Everybody is now painting basic colours into an empty colour chart to memorise their names, and I have to ask my classmates to borrow some of their pigments. Everybody is in the same situation, though, and the table is a complete chaos of colour pans, paper towels, glasses of dirty water and palettes. I start to calm down. All these shades really are beautiful, and I find their names fascinating. Maybe it’s time to give in to the uncertainty of art, and life for that matter.

I scribble one last sentence. “Do not try to be precise.” That must be it: my inert drawings didn’t account for the wonderful imperfections of reality.

As homework, we need to print an empty colour chart on 12 sheets of paper. My Chinese friend asks me to do it for him, too, as he doesn’t own a printer.

Lesson Three starts with composition. We learn that when drawing anything, we’re not just delimiting a form, but also the space around it: its negative space. We should aim for a 50-50 balance between figures and background. That’s useful, but again I stumble on mixing water and end up with three different hues of Viridian for the same object.

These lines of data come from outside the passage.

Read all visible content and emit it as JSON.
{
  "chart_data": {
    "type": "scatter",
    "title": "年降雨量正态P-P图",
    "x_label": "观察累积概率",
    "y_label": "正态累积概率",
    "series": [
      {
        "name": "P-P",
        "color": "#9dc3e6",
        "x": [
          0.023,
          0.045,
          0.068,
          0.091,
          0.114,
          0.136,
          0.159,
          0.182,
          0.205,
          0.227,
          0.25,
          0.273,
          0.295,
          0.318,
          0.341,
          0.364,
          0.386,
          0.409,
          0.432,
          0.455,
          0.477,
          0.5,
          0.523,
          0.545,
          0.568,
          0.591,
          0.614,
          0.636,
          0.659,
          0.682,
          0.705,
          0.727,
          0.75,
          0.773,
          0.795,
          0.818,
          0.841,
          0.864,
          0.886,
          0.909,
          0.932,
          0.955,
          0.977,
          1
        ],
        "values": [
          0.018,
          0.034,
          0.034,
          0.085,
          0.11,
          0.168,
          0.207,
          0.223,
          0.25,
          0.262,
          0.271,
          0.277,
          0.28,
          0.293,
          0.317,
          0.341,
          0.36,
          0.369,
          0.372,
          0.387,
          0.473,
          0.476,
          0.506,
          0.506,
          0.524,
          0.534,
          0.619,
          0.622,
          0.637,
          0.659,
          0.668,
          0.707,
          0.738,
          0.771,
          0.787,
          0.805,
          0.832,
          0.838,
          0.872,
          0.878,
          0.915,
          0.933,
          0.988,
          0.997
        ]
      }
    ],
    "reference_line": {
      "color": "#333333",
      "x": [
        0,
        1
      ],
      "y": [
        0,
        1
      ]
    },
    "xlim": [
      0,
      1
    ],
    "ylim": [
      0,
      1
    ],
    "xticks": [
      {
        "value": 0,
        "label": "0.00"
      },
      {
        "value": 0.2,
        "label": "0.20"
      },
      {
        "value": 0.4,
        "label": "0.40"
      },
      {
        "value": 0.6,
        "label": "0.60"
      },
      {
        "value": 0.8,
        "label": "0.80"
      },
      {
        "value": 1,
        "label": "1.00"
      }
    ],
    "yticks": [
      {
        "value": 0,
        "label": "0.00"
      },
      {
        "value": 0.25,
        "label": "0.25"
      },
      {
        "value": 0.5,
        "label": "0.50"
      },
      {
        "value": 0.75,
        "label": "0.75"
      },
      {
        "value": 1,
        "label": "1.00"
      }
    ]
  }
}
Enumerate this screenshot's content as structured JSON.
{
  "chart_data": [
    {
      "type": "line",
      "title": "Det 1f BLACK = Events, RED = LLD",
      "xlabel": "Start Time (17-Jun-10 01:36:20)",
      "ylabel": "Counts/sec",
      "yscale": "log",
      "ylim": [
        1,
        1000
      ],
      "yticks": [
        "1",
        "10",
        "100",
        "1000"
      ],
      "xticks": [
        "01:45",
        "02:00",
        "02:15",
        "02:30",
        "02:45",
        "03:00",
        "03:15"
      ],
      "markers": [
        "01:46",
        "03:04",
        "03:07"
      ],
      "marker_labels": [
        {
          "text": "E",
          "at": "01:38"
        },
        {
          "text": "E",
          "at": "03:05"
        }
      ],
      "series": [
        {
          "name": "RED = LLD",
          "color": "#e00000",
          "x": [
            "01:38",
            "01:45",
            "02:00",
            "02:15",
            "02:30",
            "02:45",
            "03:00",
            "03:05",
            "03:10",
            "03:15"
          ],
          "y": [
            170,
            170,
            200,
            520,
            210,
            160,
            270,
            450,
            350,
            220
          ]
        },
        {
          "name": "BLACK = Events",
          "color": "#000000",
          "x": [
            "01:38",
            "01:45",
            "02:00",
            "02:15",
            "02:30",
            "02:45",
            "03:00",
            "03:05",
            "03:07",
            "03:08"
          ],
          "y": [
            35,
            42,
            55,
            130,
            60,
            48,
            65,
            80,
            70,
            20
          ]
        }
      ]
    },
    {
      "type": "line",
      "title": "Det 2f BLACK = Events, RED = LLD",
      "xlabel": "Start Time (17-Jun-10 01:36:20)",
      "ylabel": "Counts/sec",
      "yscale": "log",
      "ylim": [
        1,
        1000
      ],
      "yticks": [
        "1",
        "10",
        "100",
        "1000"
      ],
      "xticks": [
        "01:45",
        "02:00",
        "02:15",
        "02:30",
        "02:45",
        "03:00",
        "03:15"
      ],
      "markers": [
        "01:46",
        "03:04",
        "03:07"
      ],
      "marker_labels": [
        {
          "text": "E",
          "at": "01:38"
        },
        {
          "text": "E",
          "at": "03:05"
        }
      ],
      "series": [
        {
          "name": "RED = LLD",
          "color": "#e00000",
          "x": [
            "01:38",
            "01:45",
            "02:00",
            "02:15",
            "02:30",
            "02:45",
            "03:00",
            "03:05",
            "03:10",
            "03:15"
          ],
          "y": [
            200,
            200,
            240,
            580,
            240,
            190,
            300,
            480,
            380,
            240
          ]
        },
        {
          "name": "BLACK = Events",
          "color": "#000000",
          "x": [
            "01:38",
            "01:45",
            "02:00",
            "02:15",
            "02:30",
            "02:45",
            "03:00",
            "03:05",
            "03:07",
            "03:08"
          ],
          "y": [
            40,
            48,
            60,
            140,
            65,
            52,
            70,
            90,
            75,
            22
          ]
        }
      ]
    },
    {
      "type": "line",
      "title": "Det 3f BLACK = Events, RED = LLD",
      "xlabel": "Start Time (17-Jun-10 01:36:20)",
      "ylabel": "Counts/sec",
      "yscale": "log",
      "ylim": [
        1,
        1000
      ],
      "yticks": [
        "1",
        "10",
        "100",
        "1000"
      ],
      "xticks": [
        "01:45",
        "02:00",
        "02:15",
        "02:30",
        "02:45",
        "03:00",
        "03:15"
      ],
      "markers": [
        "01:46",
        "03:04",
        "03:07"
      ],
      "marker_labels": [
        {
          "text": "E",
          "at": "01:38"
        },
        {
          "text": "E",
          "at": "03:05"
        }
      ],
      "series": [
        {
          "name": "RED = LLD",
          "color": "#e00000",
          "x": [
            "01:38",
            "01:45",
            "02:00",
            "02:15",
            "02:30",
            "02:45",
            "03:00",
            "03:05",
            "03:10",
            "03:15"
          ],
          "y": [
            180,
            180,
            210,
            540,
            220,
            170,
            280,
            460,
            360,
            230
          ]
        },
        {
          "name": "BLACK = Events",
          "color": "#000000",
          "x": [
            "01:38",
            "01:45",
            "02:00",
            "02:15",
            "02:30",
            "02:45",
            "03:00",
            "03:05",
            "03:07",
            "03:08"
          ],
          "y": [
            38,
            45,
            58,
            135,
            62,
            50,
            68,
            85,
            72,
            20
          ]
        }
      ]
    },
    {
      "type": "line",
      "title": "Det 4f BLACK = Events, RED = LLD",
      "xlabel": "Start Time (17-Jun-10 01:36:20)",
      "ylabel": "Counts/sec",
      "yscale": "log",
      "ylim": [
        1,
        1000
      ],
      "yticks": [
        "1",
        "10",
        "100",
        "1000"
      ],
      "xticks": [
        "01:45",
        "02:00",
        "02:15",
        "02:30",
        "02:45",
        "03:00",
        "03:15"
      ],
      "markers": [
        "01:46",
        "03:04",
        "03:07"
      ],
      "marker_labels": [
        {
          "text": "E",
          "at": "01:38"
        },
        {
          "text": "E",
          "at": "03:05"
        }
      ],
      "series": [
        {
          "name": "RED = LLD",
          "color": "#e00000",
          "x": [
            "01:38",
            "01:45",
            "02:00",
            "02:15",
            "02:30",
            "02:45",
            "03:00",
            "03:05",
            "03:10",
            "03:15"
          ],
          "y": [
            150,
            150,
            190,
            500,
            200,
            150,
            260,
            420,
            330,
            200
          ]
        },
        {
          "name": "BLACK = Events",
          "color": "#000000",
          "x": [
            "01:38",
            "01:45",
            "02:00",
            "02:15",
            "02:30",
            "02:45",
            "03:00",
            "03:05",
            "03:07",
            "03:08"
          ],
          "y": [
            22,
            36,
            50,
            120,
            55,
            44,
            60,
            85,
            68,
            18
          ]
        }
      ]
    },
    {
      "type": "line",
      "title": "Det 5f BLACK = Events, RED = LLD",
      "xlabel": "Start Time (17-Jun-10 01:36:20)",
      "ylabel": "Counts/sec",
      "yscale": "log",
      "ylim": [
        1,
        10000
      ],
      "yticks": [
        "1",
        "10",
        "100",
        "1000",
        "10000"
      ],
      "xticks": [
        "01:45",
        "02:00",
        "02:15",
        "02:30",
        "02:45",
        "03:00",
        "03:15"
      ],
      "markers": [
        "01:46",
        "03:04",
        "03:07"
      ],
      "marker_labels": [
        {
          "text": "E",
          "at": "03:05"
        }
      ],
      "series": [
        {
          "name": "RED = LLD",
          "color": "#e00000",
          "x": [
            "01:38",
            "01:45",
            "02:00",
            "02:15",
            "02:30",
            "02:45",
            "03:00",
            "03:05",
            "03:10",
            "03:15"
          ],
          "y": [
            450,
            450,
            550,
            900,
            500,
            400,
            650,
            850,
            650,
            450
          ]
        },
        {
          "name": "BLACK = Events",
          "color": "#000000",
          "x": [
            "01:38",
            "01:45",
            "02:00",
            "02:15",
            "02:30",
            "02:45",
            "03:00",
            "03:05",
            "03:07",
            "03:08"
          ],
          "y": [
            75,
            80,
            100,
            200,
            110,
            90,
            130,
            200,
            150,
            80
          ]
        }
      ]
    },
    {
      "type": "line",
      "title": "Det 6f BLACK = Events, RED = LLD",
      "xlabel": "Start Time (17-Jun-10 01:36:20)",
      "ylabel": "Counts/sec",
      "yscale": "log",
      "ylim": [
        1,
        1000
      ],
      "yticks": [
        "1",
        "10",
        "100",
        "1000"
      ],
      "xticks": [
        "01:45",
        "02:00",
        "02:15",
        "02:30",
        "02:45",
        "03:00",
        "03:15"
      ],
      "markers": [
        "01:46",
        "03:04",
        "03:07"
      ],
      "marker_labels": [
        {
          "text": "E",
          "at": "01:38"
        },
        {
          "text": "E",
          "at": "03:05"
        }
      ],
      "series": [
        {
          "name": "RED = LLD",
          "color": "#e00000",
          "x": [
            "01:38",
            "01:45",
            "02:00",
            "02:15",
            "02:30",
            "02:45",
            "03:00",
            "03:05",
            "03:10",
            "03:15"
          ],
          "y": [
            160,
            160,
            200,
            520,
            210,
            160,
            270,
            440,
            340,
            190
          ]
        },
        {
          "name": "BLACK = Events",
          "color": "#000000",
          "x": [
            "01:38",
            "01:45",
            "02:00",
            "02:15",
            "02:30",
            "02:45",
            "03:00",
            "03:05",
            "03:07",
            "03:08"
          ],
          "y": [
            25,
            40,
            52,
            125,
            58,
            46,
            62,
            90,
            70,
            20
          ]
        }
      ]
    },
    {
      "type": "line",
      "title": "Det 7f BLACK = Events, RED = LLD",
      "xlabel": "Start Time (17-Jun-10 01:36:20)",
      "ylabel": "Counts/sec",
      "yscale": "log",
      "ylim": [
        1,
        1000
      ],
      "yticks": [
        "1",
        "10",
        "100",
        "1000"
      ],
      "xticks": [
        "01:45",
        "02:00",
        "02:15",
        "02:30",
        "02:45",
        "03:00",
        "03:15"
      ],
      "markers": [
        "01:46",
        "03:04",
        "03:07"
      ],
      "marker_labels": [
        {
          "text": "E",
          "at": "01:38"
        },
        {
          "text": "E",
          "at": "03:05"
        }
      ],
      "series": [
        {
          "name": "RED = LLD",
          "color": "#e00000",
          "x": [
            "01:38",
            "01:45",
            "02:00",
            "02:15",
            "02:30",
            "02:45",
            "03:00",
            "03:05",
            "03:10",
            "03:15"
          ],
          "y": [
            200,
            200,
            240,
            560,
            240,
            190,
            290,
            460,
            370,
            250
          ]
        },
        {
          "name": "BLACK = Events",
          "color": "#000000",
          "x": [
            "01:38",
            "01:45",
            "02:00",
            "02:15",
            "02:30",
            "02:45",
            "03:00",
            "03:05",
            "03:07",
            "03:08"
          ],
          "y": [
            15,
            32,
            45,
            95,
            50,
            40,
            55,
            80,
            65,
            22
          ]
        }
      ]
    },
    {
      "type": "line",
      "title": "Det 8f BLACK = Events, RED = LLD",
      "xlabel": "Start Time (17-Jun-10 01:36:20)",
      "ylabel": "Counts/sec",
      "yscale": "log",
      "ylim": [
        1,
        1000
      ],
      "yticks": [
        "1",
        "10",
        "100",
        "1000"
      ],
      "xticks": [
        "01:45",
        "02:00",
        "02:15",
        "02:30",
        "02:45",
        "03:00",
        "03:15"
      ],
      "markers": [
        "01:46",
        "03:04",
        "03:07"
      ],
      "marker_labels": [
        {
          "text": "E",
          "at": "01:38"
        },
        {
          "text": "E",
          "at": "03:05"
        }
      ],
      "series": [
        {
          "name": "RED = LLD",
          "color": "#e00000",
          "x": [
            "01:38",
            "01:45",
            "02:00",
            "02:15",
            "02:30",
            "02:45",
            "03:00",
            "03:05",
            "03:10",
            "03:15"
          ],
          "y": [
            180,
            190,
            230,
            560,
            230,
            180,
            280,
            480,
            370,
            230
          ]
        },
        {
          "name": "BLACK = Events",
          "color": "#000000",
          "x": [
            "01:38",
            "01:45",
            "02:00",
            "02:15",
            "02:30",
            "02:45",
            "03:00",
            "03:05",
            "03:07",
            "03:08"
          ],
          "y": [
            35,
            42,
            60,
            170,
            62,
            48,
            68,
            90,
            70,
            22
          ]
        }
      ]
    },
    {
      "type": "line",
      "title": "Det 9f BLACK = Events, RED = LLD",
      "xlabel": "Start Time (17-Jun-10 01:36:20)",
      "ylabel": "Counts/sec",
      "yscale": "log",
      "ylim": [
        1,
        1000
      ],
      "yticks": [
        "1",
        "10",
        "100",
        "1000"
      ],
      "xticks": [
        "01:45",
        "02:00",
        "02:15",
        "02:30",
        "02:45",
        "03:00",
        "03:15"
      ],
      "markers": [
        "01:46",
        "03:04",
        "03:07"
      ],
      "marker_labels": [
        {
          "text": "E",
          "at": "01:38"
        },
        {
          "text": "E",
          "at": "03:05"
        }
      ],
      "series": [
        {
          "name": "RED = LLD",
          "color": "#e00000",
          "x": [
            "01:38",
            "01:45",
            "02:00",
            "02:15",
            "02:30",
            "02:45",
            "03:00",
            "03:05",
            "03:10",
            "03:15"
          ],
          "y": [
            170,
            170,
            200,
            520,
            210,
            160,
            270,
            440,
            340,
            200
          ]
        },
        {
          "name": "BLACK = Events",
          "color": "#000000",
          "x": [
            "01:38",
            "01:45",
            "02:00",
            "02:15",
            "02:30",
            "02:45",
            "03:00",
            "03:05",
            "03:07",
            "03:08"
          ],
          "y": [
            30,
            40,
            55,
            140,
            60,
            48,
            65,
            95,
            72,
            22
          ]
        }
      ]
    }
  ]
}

Another thing we learn is that to create depth, we need to leverage perspective, sharpness and contrast. Far away objects need to be smaller, sure, but also less sharp; in addition to that, using contrasting colours will make objects look closer or farther. My Chinese friend is not there, instead I’m sitting across from a competitive young woman who can’t stop looking at my drawings. “Relax,” I repeat to myself.

By this point, for no particular reason, I’m painting olive jars. Nick has just been going on for half an hour about Gum Arabic with two close disciples. I give up on him, and start laughing with the girl next to me, a graphic designer. We’re moving on to landscapes; we need to paint mountains.

I can’t help thinking about Bob Ross. “If you don’t like your shape, if you’re not happy with it, you can change it. ‘Cause this is your world,’” I hear him saying. But my Bob Ross stops at that. I absolutely have no idea how to paint a mountain. So I paint an island instead, again for no reason in particular. Nick sees it and not only doesn’t scold me, but compliments my choice. The rules of logic don’t seem to apply.

I suddenly have an epiphany. Painting should be done with no expectation, no pressure and no need to analyse anything. Yes, by just taking a watercolour class. Leave the rational you outside the atelier and be free to experiment; that’s what art is for. That’s what life should probably be for, but we can’t always be that brave. On the canvas, though, the only resistance you can possibly encounter is your own fear. Acknowledge it, put it aside, and paint.

The teacher asks the graphic designer to add some contrasting colour to her bluish landscape, so she starts to paint Alizarin Crimson dots in the forefront.

“Don’t ask me what they are,” she whispers.

“Mushrooms?” I venture.

“Bodies,” she confesses, as she takes a paper towel to absorb them, a legitimate way of erasing in watercolour painting.

“Don’t take them away!” I say, inspired by my newfound freedom.

“I’m trying to save them,” she laughs.

Just then, our Chinese classmate walks in. He’s about an hour late. I hand him his printed colour chart and he gives me a tiny Tupperware with an egg bathing in dark liquid.

“For you. It’s a tea egg. I made it myself,” he smiles.

Bob was right. “Beautiful little things [happen automatically],” he once said, “but we’d never admit this was an accident. [If] somebody asks, well, we planned that son of a gun right from the beginning.”